Written 1922-01-01 - 1922-01-01

La vie est douce encore à ceux qui savent vivre

Et tirent de leurs maux de puissantes liqueurs ;

Suspendez ce fracas, ce tambour et ce cuivre :

Il n'est besoin de cris pour émouvoir nos cœurs.

Ne me reprochez pas de vivre solitaire ;

Mais dans ce bleu jardin au feuillage léger

Où la rose fleurit près de la serpentaire

Pour un songe amical j'ai de quoi vendanger.

Je fume sagement ma vieille pipe à l'ombre

D'un arbre blanc et vert, sonore et japonais ;

Eh ! pourquoi penserais-je à quelque heure plus sombre,

À d'anciens printemps qui sont déjà fanés ?

Celui-ci me déchire et cet autre me loue ;

Mais qu'importe ? Demain, les grappes mûriront.

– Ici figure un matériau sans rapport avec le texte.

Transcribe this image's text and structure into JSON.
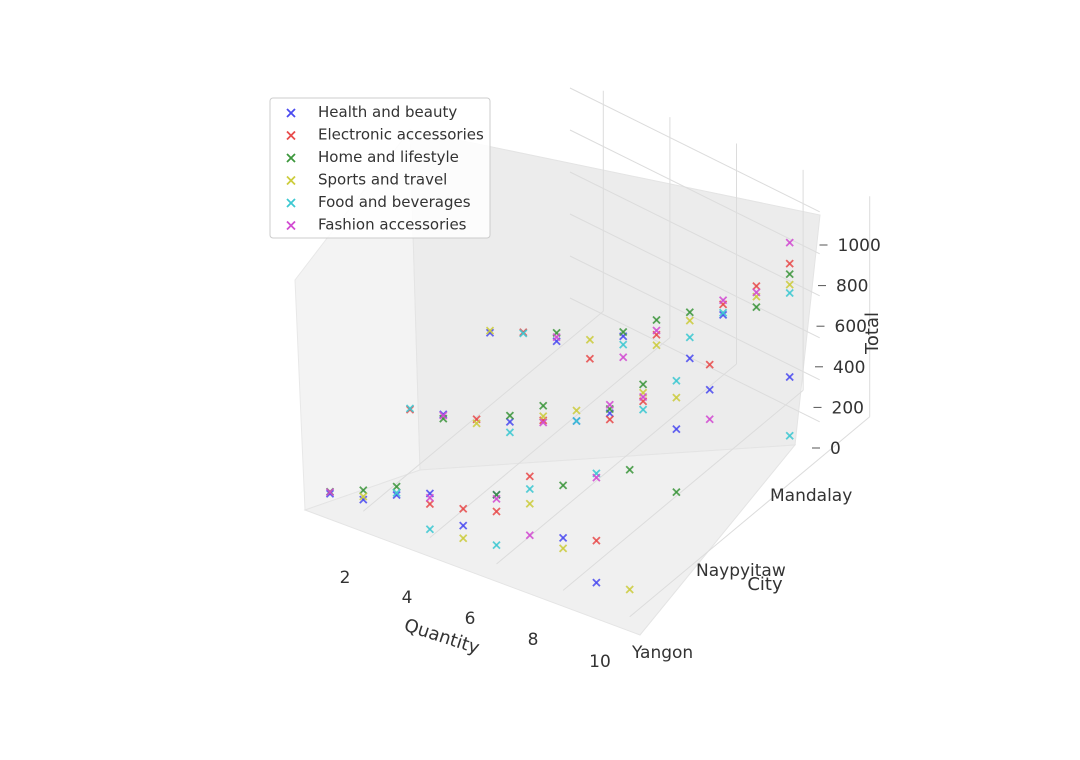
{
  "chart_data": {
    "type": "scatter",
    "projection": "3d",
    "marker": "x",
    "xlabel": "Quantity",
    "ylabel": "City",
    "zlabel": "Total",
    "x_ticks": [
      "2",
      "4",
      "6",
      "8",
      "10"
    ],
    "y_ticks": [
      "Yangon",
      "Naypyitaw",
      "Mandalay"
    ],
    "z_ticks": [
      "0",
      "200",
      "400",
      "600",
      "800",
      "1000"
    ],
    "xlim": [
      1,
      10
    ],
    "ylim": [
      "Yangon",
      "Mandalay"
    ],
    "zlim": [
      0,
      1050
    ],
    "grid": true,
    "legend_position": "upper-left",
    "series": [
      {
        "name": "Health and beauty",
        "color": "#4a4af0",
        "points": [
          {
            "x": 1,
            "city": "Yangon",
            "total": 20
          },
          {
            "x": 1,
            "city": "Mandalay",
            "total": 25
          },
          {
            "x": 2,
            "city": "Yangon",
            "total": 55
          },
          {
            "x": 2,
            "city": "Naypyitaw",
            "total": 80
          },
          {
            "x": 3,
            "city": "Yangon",
            "total": 140
          },
          {
            "x": 3,
            "city": "Mandalay",
            "total": 110
          },
          {
            "x": 4,
            "city": "Naypyitaw",
            "total": 170
          },
          {
            "x": 4,
            "city": "Yangon",
            "total": 210
          },
          {
            "x": 5,
            "city": "Mandalay",
            "total": 260
          },
          {
            "x": 5,
            "city": "Yangon",
            "total": 120
          },
          {
            "x": 6,
            "city": "Naypyitaw",
            "total": 300
          },
          {
            "x": 6,
            "city": "Yangon",
            "total": 330
          },
          {
            "x": 7,
            "city": "Mandalay",
            "total": 280
          },
          {
            "x": 7,
            "city": "Naypyitaw",
            "total": 400
          },
          {
            "x": 8,
            "city": "Yangon",
            "total": 250
          },
          {
            "x": 8,
            "city": "Mandalay",
            "total": 550
          },
          {
            "x": 9,
            "city": "Naypyitaw",
            "total": 450
          },
          {
            "x": 9,
            "city": "Yangon",
            "total": 100
          },
          {
            "x": 10,
            "city": "Mandalay",
            "total": 380
          },
          {
            "x": 10,
            "city": "Naypyitaw",
            "total": 700
          }
        ]
      },
      {
        "name": "Electronic accessories",
        "color": "#e84a4a",
        "points": [
          {
            "x": 1,
            "city": "Naypyitaw",
            "total": 40
          },
          {
            "x": 2,
            "city": "Mandalay",
            "total": 90
          },
          {
            "x": 3,
            "city": "Naypyitaw",
            "total": 120
          },
          {
            "x": 4,
            "city": "Yangon",
            "total": 160
          },
          {
            "x": 4,
            "city": "Mandalay",
            "total": 90
          },
          {
            "x": 5,
            "city": "Yangon",
            "total": 200
          },
          {
            "x": 5,
            "city": "Naypyitaw",
            "total": 240
          },
          {
            "x": 6,
            "city": "Mandalay",
            "total": 330
          },
          {
            "x": 6,
            "city": "Yangon",
            "total": 250
          },
          {
            "x": 7,
            "city": "Naypyitaw",
            "total": 370
          },
          {
            "x": 7,
            "city": "Yangon",
            "total": 480
          },
          {
            "x": 8,
            "city": "Mandalay",
            "total": 600
          },
          {
            "x": 8,
            "city": "Naypyitaw",
            "total": 520
          },
          {
            "x": 9,
            "city": "Mandalay",
            "total": 750
          },
          {
            "x": 9,
            "city": "Yangon",
            "total": 300
          },
          {
            "x": 10,
            "city": "Naypyitaw",
            "total": 820
          },
          {
            "x": 10,
            "city": "Mandalay",
            "total": 920
          }
        ]
      },
      {
        "name": "Home and lifestyle",
        "color": "#3c963c",
        "points": [
          {
            "x": 1,
            "city": "Yangon",
            "total": 30
          },
          {
            "x": 2,
            "city": "Naypyitaw",
            "total": 60
          },
          {
            "x": 2,
            "city": "Yangon",
            "total": 100
          },
          {
            "x": 3,
            "city": "Mandalay",
            "total": 150
          },
          {
            "x": 3,
            "city": "Yangon",
            "total": 180
          },
          {
            "x": 4,
            "city": "Naypyitaw",
            "total": 200
          },
          {
            "x": 5,
            "city": "Mandalay",
            "total": 280
          },
          {
            "x": 5,
            "city": "Naypyitaw",
            "total": 310
          },
          {
            "x": 6,
            "city": "Yangon",
            "total": 330
          },
          {
            "x": 6,
            "city": "Mandalay",
            "total": 400
          },
          {
            "x": 7,
            "city": "Naypyitaw",
            "total": 420
          },
          {
            "x": 7,
            "city": "Mandalay",
            "total": 500
          },
          {
            "x": 8,
            "city": "Yangon",
            "total": 500
          },
          {
            "x": 8,
            "city": "Naypyitaw",
            "total": 600
          },
          {
            "x": 9,
            "city": "Mandalay",
            "total": 650
          },
          {
            "x": 9,
            "city": "Naypyitaw",
            "total": 150
          },
          {
            "x": 10,
            "city": "Yangon",
            "total": 700
          },
          {
            "x": 10,
            "city": "Mandalay",
            "total": 870
          }
        ]
      },
      {
        "name": "Sports and travel",
        "color": "#cccc3c",
        "points": [
          {
            "x": 1,
            "city": "Mandalay",
            "total": 35
          },
          {
            "x": 2,
            "city": "Yangon",
            "total": 70
          },
          {
            "x": 3,
            "city": "Naypyitaw",
            "total": 100
          },
          {
            "x": 4,
            "city": "Mandalay",
            "total": 180
          },
          {
            "x": 5,
            "city": "Yangon",
            "total": 60
          },
          {
            "x": 5,
            "city": "Naypyitaw",
            "total": 260
          },
          {
            "x": 6,
            "city": "Mandalay",
            "total": 280
          },
          {
            "x": 6,
            "city": "Naypyitaw",
            "total": 350
          },
          {
            "x": 7,
            "city": "Yangon",
            "total": 350
          },
          {
            "x": 7,
            "city": "Mandalay",
            "total": 460
          },
          {
            "x": 8,
            "city": "Naypyitaw",
            "total": 560
          },
          {
            "x": 8,
            "city": "Yangon",
            "total": 200
          },
          {
            "x": 9,
            "city": "Mandalay",
            "total": 700
          },
          {
            "x": 9,
            "city": "Naypyitaw",
            "total": 600
          },
          {
            "x": 10,
            "city": "Yangon",
            "total": 130
          },
          {
            "x": 10,
            "city": "Mandalay",
            "total": 820
          }
        ]
      },
      {
        "name": "Food and beverages",
        "color": "#3cc8d2",
        "points": [
          {
            "x": 1,
            "city": "Naypyitaw",
            "total": 45
          },
          {
            "x": 2,
            "city": "Mandalay",
            "total": 85
          },
          {
            "x": 3,
            "city": "Yangon",
            "total": 150
          },
          {
            "x": 4,
            "city": "Naypyitaw",
            "total": 120
          },
          {
            "x": 4,
            "city": "Yangon",
            "total": 40
          },
          {
            "x": 5,
            "city": "Mandalay",
            "total": 220
          },
          {
            "x": 6,
            "city": "Yangon",
            "total": 90
          },
          {
            "x": 6,
            "city": "Naypyitaw",
            "total": 300
          },
          {
            "x": 7,
            "city": "Mandalay",
            "total": 380
          },
          {
            "x": 7,
            "city": "Yangon",
            "total": 420
          },
          {
            "x": 8,
            "city": "Naypyitaw",
            "total": 480
          },
          {
            "x": 8,
            "city": "Mandalay",
            "total": 560
          },
          {
            "x": 9,
            "city": "Yangon",
            "total": 620
          },
          {
            "x": 9,
            "city": "Naypyitaw",
            "total": 680
          },
          {
            "x": 10,
            "city": "Mandalay",
            "total": 100
          },
          {
            "x": 10,
            "city": "Mandalay",
            "total": 780
          }
        ]
      },
      {
        "name": "Fashion accessories",
        "color": "#d24ad2",
        "points": [
          {
            "x": 1,
            "city": "Yangon",
            "total": 28
          },
          {
            "x": 2,
            "city": "Naypyitaw",
            "total": 75
          },
          {
            "x": 3,
            "city": "Mandalay",
            "total": 130
          },
          {
            "x": 4,
            "city": "Yangon",
            "total": 190
          },
          {
            "x": 5,
            "city": "Naypyitaw",
            "total": 230
          },
          {
            "x": 5,
            "city": "Mandalay",
            "total": 160
          },
          {
            "x": 6,
            "city": "Yangon",
            "total": 310
          },
          {
            "x": 6,
            "city": "Mandalay",
            "total": 350
          },
          {
            "x": 7,
            "city": "Naypyitaw",
            "total": 440
          },
          {
            "x": 7,
            "city": "Yangon",
            "total": 200
          },
          {
            "x": 8,
            "city": "Mandalay",
            "total": 620
          },
          {
            "x": 8,
            "city": "Naypyitaw",
            "total": 540
          },
          {
            "x": 9,
            "city": "Yangon",
            "total": 600
          },
          {
            "x": 9,
            "city": "Mandalay",
            "total": 720
          },
          {
            "x": 10,
            "city": "Naypyitaw",
            "total": 560
          },
          {
            "x": 10,
            "city": "Mandalay",
            "total": 1020
          }
        ]
      }
    ]
  }
}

Laissez-moi dans ces jours que le destin m'alloue

De funèbres rameaux ne pas ceindre mon front.

Dois-je encore pleurer ? Qui faut-il que j'envie ?

Cette glycine en fleur s'enroule au cyprès noir ;

Amie aux beaux cheveux dont l'amour est ma vie,

N'ai-je pas les bras nus qui m'enivrent le soir ?

Bientôt, les escargots endormis sous les fraises,

Un chœur de rossignols charmera mon loisir ;

Mais déjà renversée et dans l'ombre tu baises

Les roses de juillet en riant de plaisir.